Tuesday, February 16, 2010

Did you know that 1 in 3 women suffer from LBL? No I didn't, nor do I care

Disclaimer: the subject of this blog entry is not necessarily something you want to read before lunchtime.

LBL - what the hell is LBL you ask? Well according to 1in3likeme.com it's something that 1 in 3 women suffer from! Head em up, move em out Herpes and HPV, there's a new serious issue that's affecting women these days and it's called LBL (Light Bladder Leakage), and boy has it been a serious problem for women for ages now! According to the website videos, women like Cleopatra, the Mona Lisa, and even EVE (of Old Testament fame, not the R&B artist) have suffered from this horrible problem over the years. Specifically, LBL is just what you think it is - when a women (1 out of 3, mind you), has issues controlling her bladder for a moment.

She wasn't expecting it to happen but, yep, she "just peed a little". Now I never thought this was some kind of condition and that researchers would actually study and determine that 1 in 3 women suffer from this. I've heard of people accidentally peeing because they were laughing so hard or they were scared so badly that they couldn't help it. But I always would have pictured Amy Smart in "Just Friends" when she and Ryan Reynolds watch their old home videos and listen to Jock Jams in the car (thank you class of 95!) and they're laughing so hysterically that they're both crying from it and she manages to squeak out "i just peed a little!" But, again, that's from hysterical, tears-streaming-down-face-laughter! Not just your typical chuckle. But apparently, I underestimate LBL -- So do a lot of people. And dammit if you think America is just going to sit by and let women suffer from this outrageous problem. No no, dont you worry your pretty little heads over this, Poise has come to the rescue providing a very thin "napkin" to keep you dry in case you sneeze, laugh, get tickled, or get scared...or run, or jump or talk to someone, or generally just live your life. Because apparently women accidentally pee a little when these things happen to them. Or at least 1 in 3 do.

B, what the hell made you come up with this topic for today? And why do I continue to read this? Well, last night Big Andy (as he would like to be referred to from now on, as opposed to just Andy of work-out partner fame) and I were watching some quality CBS shows that just happened to be peppered with commercials about people not being able to control their bladders. I mean, seriously every commercial break had one of these commercials. And it's uncomfortable enough to watch a commercial like this by yourself - but throw a member of the opposite sex in the mix and then it's like crickets and cheese graters. Because honestly, who likes to talk about bladder issues with their friends? I mean yeah it can be hilarious and fun to act like a 6 year old and literally talk about bathroom humor, but honestly, it's gross and only appropriate to discuss when you and your roommate and/or best friend are so blitzed one night that you revert back to your kindergarten self and find the tiniest things absolutely hilarious that you, consequently won't even remember discussing the next day. Or so I would think. (which is why i'm blogging about the subject right?) Anyway, Big Andy and I saw this commercial like 6 times last night so we eventually acknowledged the elephant in the room and laughed uncomfortably about the subject of the commercial. And I guess you continue to read this because, secretly, you ARE one of the three that suffer, aren't you? And you want to know what to do about it.

Now let me dispell any rumors that might start circulating as a result of this blog entry. No, I am not one of three women who suffer from LBL. If I did, I would probably not be super comfortable with working out with Big Andy, or any other guy for that matter, because you simply never know what might trigger this and wouldn't THAT be embarrassing?

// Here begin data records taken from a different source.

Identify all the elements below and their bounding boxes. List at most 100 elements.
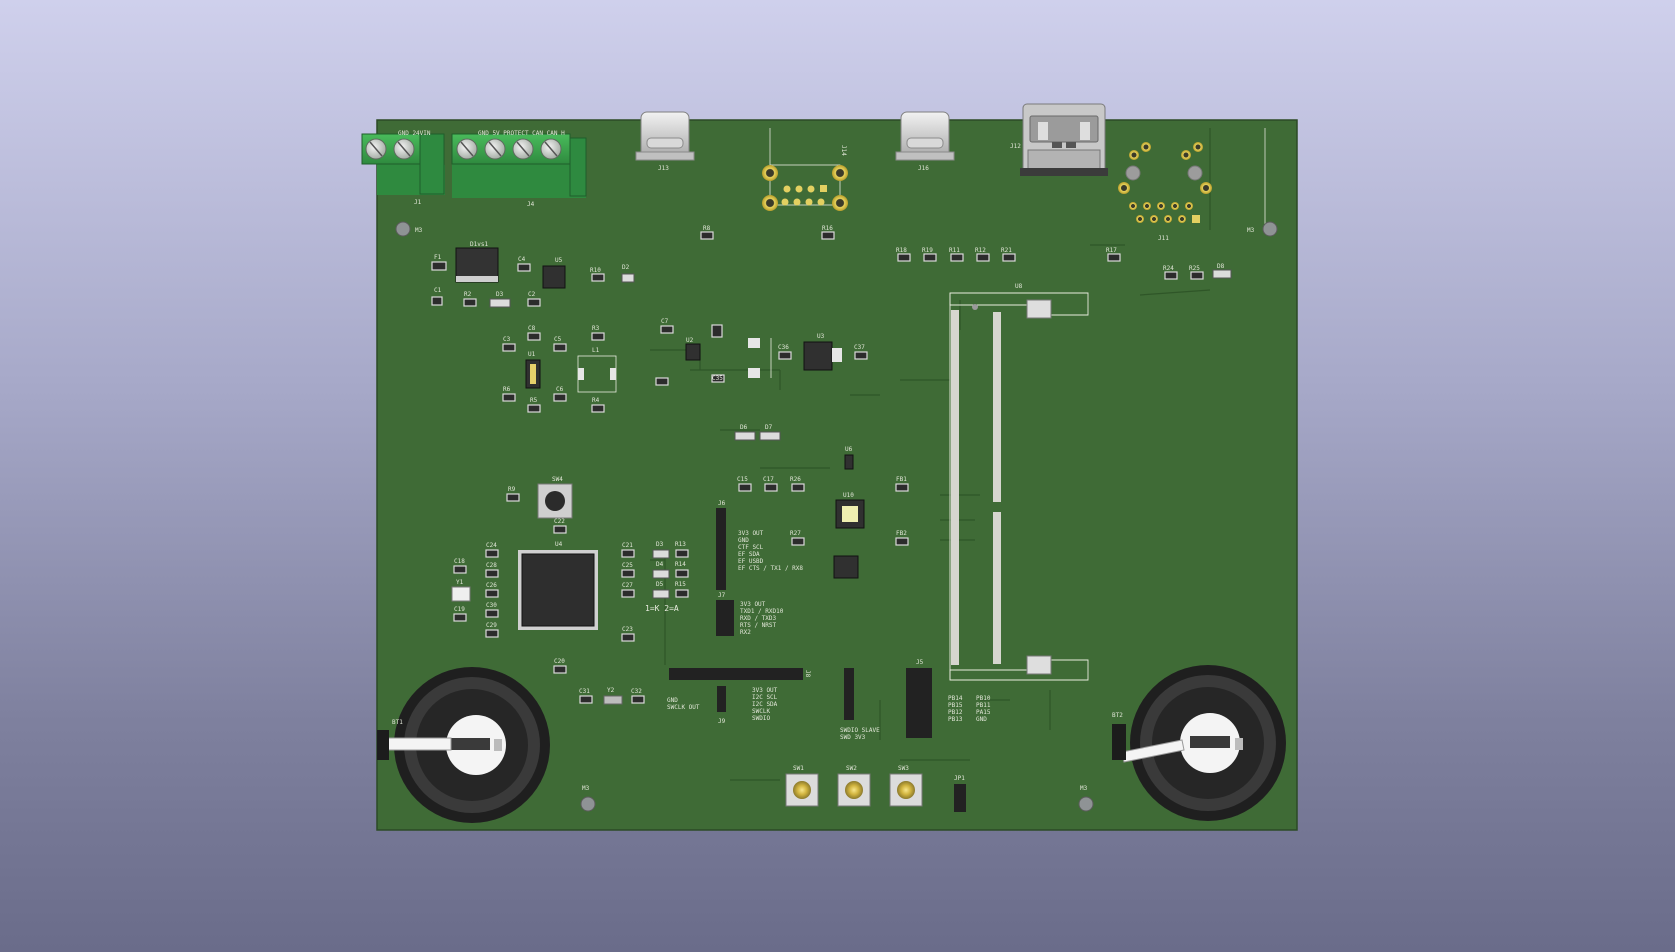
j9-pin-2: SWDIO SLAVE [840, 727, 880, 734]
pin-header-j6[interactable]: J6 3V3 OUT GND CTF SCL EF SDA EF USBD EF… [716, 500, 803, 590]
svg-text:C30: C30 [486, 602, 497, 609]
j9-pin-0: GND [667, 697, 678, 704]
switch-sw4[interactable]: SW4 R9 C22 [506, 476, 573, 534]
svg-text:D5: D5 [656, 581, 664, 588]
ref-u8: U8 [1015, 283, 1023, 290]
svg-text:C31: C31 [579, 688, 590, 695]
j5-pin-6: PA15 [976, 709, 991, 716]
svg-text:J7: J7 [718, 592, 726, 599]
switch-sw3[interactable]: SW3 [889, 765, 923, 807]
svg-text:R12: R12 [975, 247, 986, 254]
switch-sw1[interactable]: SW1 [785, 765, 819, 807]
svg-text:C24: C24 [486, 542, 497, 549]
pin-header-j9[interactable]: J9 GND SWCLK OUT [667, 686, 726, 725]
terminal-block-j4[interactable]: GND 5V PROTECT CAN CAN H J4 [451, 130, 587, 208]
svg-text:R6: R6 [503, 386, 511, 393]
usb-c-connector-j16[interactable]: J16 [895, 111, 955, 172]
svg-text:C25: C25 [622, 562, 633, 569]
power-section: D1vs1 F1 C4 U5 R10 D2 C1 R2 D3 C2 [431, 241, 635, 308]
svg-text:C1: C1 [434, 287, 442, 294]
ref-j12: J12 [1010, 143, 1021, 150]
svg-text:FB2: FB2 [896, 530, 907, 537]
svg-text:C7: C7 [661, 318, 669, 325]
mounting-holes: M3 M3 M3 M3 [395, 221, 1278, 812]
svg-text:C6: C6 [556, 386, 564, 393]
pin-header-j5[interactable]: J5 PB14 PB15 PB12 PB13 PB10 PB11 PA15 GN… [906, 659, 991, 738]
svg-text:C3: C3 [503, 336, 511, 343]
regulator-section-u1: C3 C8 C5 R3 U1 L1 R6 R5 C6 R4 [502, 325, 617, 413]
svg-text:C28: C28 [486, 562, 497, 569]
ref-j1: J1 [414, 199, 422, 206]
svg-text:C36: C36 [778, 344, 789, 351]
pin-header-j7[interactable]: J7 3V3 OUT TXD1 / RXD10 RXD / TXD3 RTS /… [716, 592, 784, 636]
ref-sw2: SW2 [846, 765, 857, 772]
led-resistor-array: D3 D4 D5 R13 R14 R15 1=K 2=A [645, 541, 689, 613]
svg-text:D6: D6 [740, 424, 748, 431]
svg-text:D4: D4 [656, 561, 664, 568]
svg-text:R11: R11 [949, 247, 960, 254]
j6-pin-4: EF USBD [738, 558, 764, 565]
j6-pin-1: GND [738, 537, 749, 544]
battery-holder-bt1[interactable]: BT1 [377, 667, 550, 823]
pin-header-j9-vertical[interactable]: SWDIO SLAVE SWD 3V3 [840, 668, 880, 741]
svg-text:R2: R2 [464, 291, 472, 298]
j7-pin-0: 3V3 OUT [740, 601, 766, 608]
svg-text:R15: R15 [675, 581, 686, 588]
svg-text:R14: R14 [675, 561, 686, 568]
svg-text:D2: D2 [622, 264, 630, 271]
svg-text:U2: U2 [686, 337, 694, 344]
svg-text:M3: M3 [582, 785, 590, 792]
ref-j13: J13 [658, 165, 669, 172]
svg-text:U6: U6 [845, 446, 853, 453]
svg-text:J9: J9 [718, 718, 726, 725]
battery-holder-bt2[interactable]: BT2 [1112, 665, 1286, 821]
svg-text:Y1: Y1 [456, 579, 464, 586]
svg-text:D8: D8 [1217, 263, 1225, 270]
svg-text:F1: F1 [434, 254, 442, 261]
pin-header-j8[interactable]: J8 3V3 OUT I2C SCL I2C SDA SWCLK SWDIO [669, 668, 811, 722]
svg-text:U4: U4 [555, 541, 563, 548]
j6-pin-0: 3V3 OUT [738, 530, 764, 537]
svg-text:R17: R17 [1106, 247, 1117, 254]
svg-text:U5: U5 [555, 257, 563, 264]
j7-pin-3: RTS / NRST [740, 622, 777, 629]
led-polarity-note: 1=K 2=A [645, 604, 679, 613]
switch-sw2[interactable]: SW2 [837, 765, 871, 807]
j8-pin-0: 3V3 OUT [752, 687, 778, 694]
svg-text:C4: C4 [518, 256, 526, 263]
j6-pin-2: CTF SCL [738, 544, 764, 551]
svg-text:C17: C17 [763, 476, 774, 483]
usb-c-connector-j13[interactable]: J13 [635, 111, 695, 172]
j8-pin-1: I2C SCL [752, 694, 778, 701]
j7-pin-2: RXD / TXD3 [740, 615, 777, 622]
connector-footprint-j14[interactable]: J14 [762, 128, 848, 211]
j8-pin-4: SWDIO [752, 715, 770, 722]
j5-pin-0: PB14 [948, 695, 963, 702]
svg-text:R5: R5 [530, 397, 538, 404]
svg-text:C35: C35 [712, 375, 723, 382]
hdmi-connector-j12[interactable]: J12 [1010, 103, 1108, 176]
j7-pin-1: TXD1 / RXD10 [740, 608, 784, 615]
j6-pin-5: EF CTS / TX1 / RX8 [738, 565, 803, 572]
terminal-block-j1[interactable]: GND 24VIN J1 [361, 130, 445, 206]
svg-text:L1: L1 [592, 347, 600, 354]
svg-text:R16: R16 [822, 225, 833, 232]
mounting-hole-icon [1078, 796, 1094, 812]
connector-footprint-j11[interactable]: J11 [1118, 128, 1266, 242]
ref-bt1: BT1 [392, 719, 403, 726]
svg-text:R21: R21 [1001, 247, 1012, 254]
terminal-j4-label: GND 5V PROTECT CAN CAN H [478, 130, 565, 137]
passives-top-row: R8 R16 R18 R19 R11 R12 R21 R17 R24 R25 D… [700, 225, 1232, 280]
terminal-j1-label: GND 24VIN [398, 130, 431, 137]
ref-bt2: BT2 [1112, 712, 1123, 719]
svg-text:R4: R4 [592, 397, 600, 404]
mounting-hole-icon [580, 796, 596, 812]
sodimm-socket-u8[interactable]: U8 [949, 283, 1089, 681]
mounting-hole-icon [1262, 221, 1278, 237]
regulator-section-u2-u3: C7 U2 C35 C36 U3 C37 D6 D7 [655, 318, 868, 441]
jumper-jp1[interactable]: JP1 [954, 775, 966, 812]
j5-pin-4: PB10 [976, 695, 991, 702]
svg-text:C26: C26 [486, 582, 497, 589]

Right? Right? If I did suffer from LBL, you better believe I wouldn't be blogging about it, because you know, this blog is getting to be so popular and I have so many readers that I wouldn't want all 6 of them to know about it. No, luckily I'm one of the other 2 women out of 3, that don't suffer from it, but since 4 of my readers ARE women, you gotta figure that at least 1 of them suffers so why not blog about it? And...Big Andy asked me if I was going to blog about it so I thought, sure, why not?

Not really too sure what to make of this new LBL issue out there but I ask you to take a look at the website and watch the videos by Whoopi Goldberg. Because THAT'S definitely the person we want to visualize when it comes to LBL, right? Whoopi? Really? ::shudder:: I guess there isnt really anyone I'd like to think about when it comes to LBL. Again, with the inappropriate bathroom talk at age 24, I think this just needs to stop, the peeing, and me talking about it in my blog. I will hand it to Whoopi though, at least she is kind of poking fun at the issue...I guess. Now, if you'll excuse me...

Bella McBlogger
(good thing i don't use my real name here, right?)

1 comment:

  1. I'm the third out of the 3! Ha! And are you sure that it didn't say 1 out of 3 women over a certain age suffer from the oddly STD-sounding dysfunction? I'm just sayin'...it's Whoopi...Anyhow, the only reason I kept reading was to look for more 'Just Friends' references. I was sadly disappointed. ;-) J/K (see you tonight! woohoo!)